Microsoft send out a warning to administrators that an upcoming Windows security update will block access to RSA digital certificates with a key length of less than 1,024 bits because increased computing power has made it easier to crack or brute-force attack these keys.
The update will be released on October 9, 2012, it will prevent Internet Explorer from accessing websites secured with digital certificates with a key length of under 1,024 bits. Additionally, strong keys will also be required for Windows' certificate authority service, for ActiveX controls, encrypting and signing e-mails in Outlook, etc.
Notably, Internet Explorer won't be able to access any website secured using an RSA digital certificate with a key length of less than 1,024 bits. Likewise, without a strong enough certificate, certificate authority service in Windows won't be able to start, ActiveX controls might be blocked, users might not be able to install applications, and Outlook 2010 won't be able to encrypt or digitally sign emails, or communicate with an Exchange server for SSL/TLS communications.

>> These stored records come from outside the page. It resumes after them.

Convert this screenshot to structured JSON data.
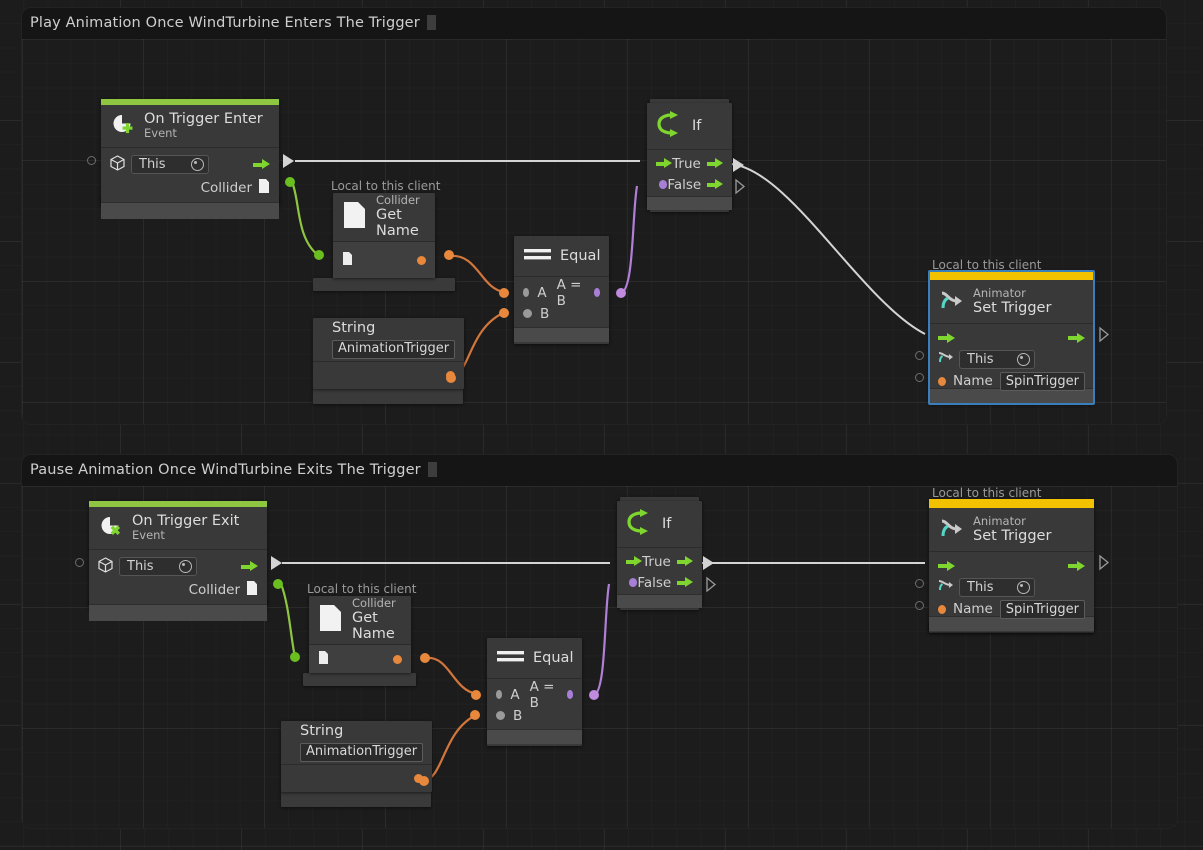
{
  "app": {
    "canvas_bg": "#1c1c1c",
    "accent_event": "#8ec642",
    "accent_animator": "#f2c200",
    "selection_color": "#3a7fbd",
    "wire_flow": "#d4d4d4",
    "wire_object": "#8ec642",
    "wire_string": "#e8883c",
    "wire_bool": "#b07fd6"
  },
  "graphs": [
    {
      "id": "graph-enter",
      "title": "Play Animation Once WindTurbine Enters The Trigger",
      "nodes": {
        "event": {
          "subtitle": "On Trigger Enter",
          "title": "Event",
          "icon": "on-trigger-enter-icon",
          "target_value": "This",
          "output_label": "Collider"
        },
        "get_name": {
          "badge": "Local to this client",
          "subtitle": "Collider",
          "title": "Get Name",
          "icon": "collider-paper-icon"
        },
        "equal": {
          "title": "Equal",
          "icon": "equal-icon",
          "input_a": "A",
          "input_b": "B",
          "output": "A = B"
        },
        "string": {
          "title": "String",
          "icon": "string-dot-icon",
          "value": "AnimationTrigger"
        },
        "if": {
          "title": "If",
          "icon": "branch-icon",
          "true_label": "True",
          "false_label": "False"
        },
        "animator": {
          "badge": "Local to this client",
          "subtitle": "Animator",
          "title": "Set Trigger",
          "icon": "animator-icon",
          "target_value": "This",
          "name_label": "Name",
          "name_value": "SpinTrigger",
          "selected": true
        }
      }
    },
    {
      "id": "graph-exit",
      "title": "Pause Animation Once WindTurbine Exits The Trigger",
      "nodes": {
        "event": {
          "subtitle": "On Trigger Exit",
          "title": "Event",
          "icon": "on-trigger-exit-icon",
          "target_value": "This",
          "output_label": "Collider"
        },
        "get_name": {
          "badge": "Local to this client",
          "subtitle": "Collider",
          "title": "Get Name",
          "icon": "collider-paper-icon"
        },
        "equal": {
          "title": "Equal",
          "icon": "equal-icon",
          "input_a": "A",
          "input_b": "B",
          "output": "A = B"
        },
        "string": {
          "title": "String",
          "icon": "string-dot-icon",
          "value": "AnimationTrigger"
        },
        "if": {
          "title": "If",
          "icon": "branch-icon",
          "true_label": "True",
          "false_label": "False"
        },
        "animator": {
          "badge": "Local to this client",
          "subtitle": "Animator",
          "title": "Set Trigger",
          "icon": "animator-icon",
          "target_value": "This",
          "name_label": "Name",
          "name_value": "SpinTrigger",
          "selected": false
        }
      }
    }
  ]
}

In addition, Microsoft warned that after its security update, Operations Manager will be unable to monitor--or discover new instances of--any HP-UX PA-RISC computers that don't have an RSA digital certificate of least 1,024 bits.
Microsoft's move reflects the relative ease with which digital certificates of less than 1,024 bits can now be cracked--or derived--via brute-force attacks. "The private keys used in these certificates can be derived and could allow an attacker to duplicate the certificates and use them fraudulently to spoof content, perform phishing attacks, or perform man-in-the-middle attacks," according to Microsoft.
The software giant urges admins who find they are using certificates with RSA key lengths of less than 1,024 bits to reissue them with at least a 1,024-bit key lengths, and preferably 2,048 bits or even better.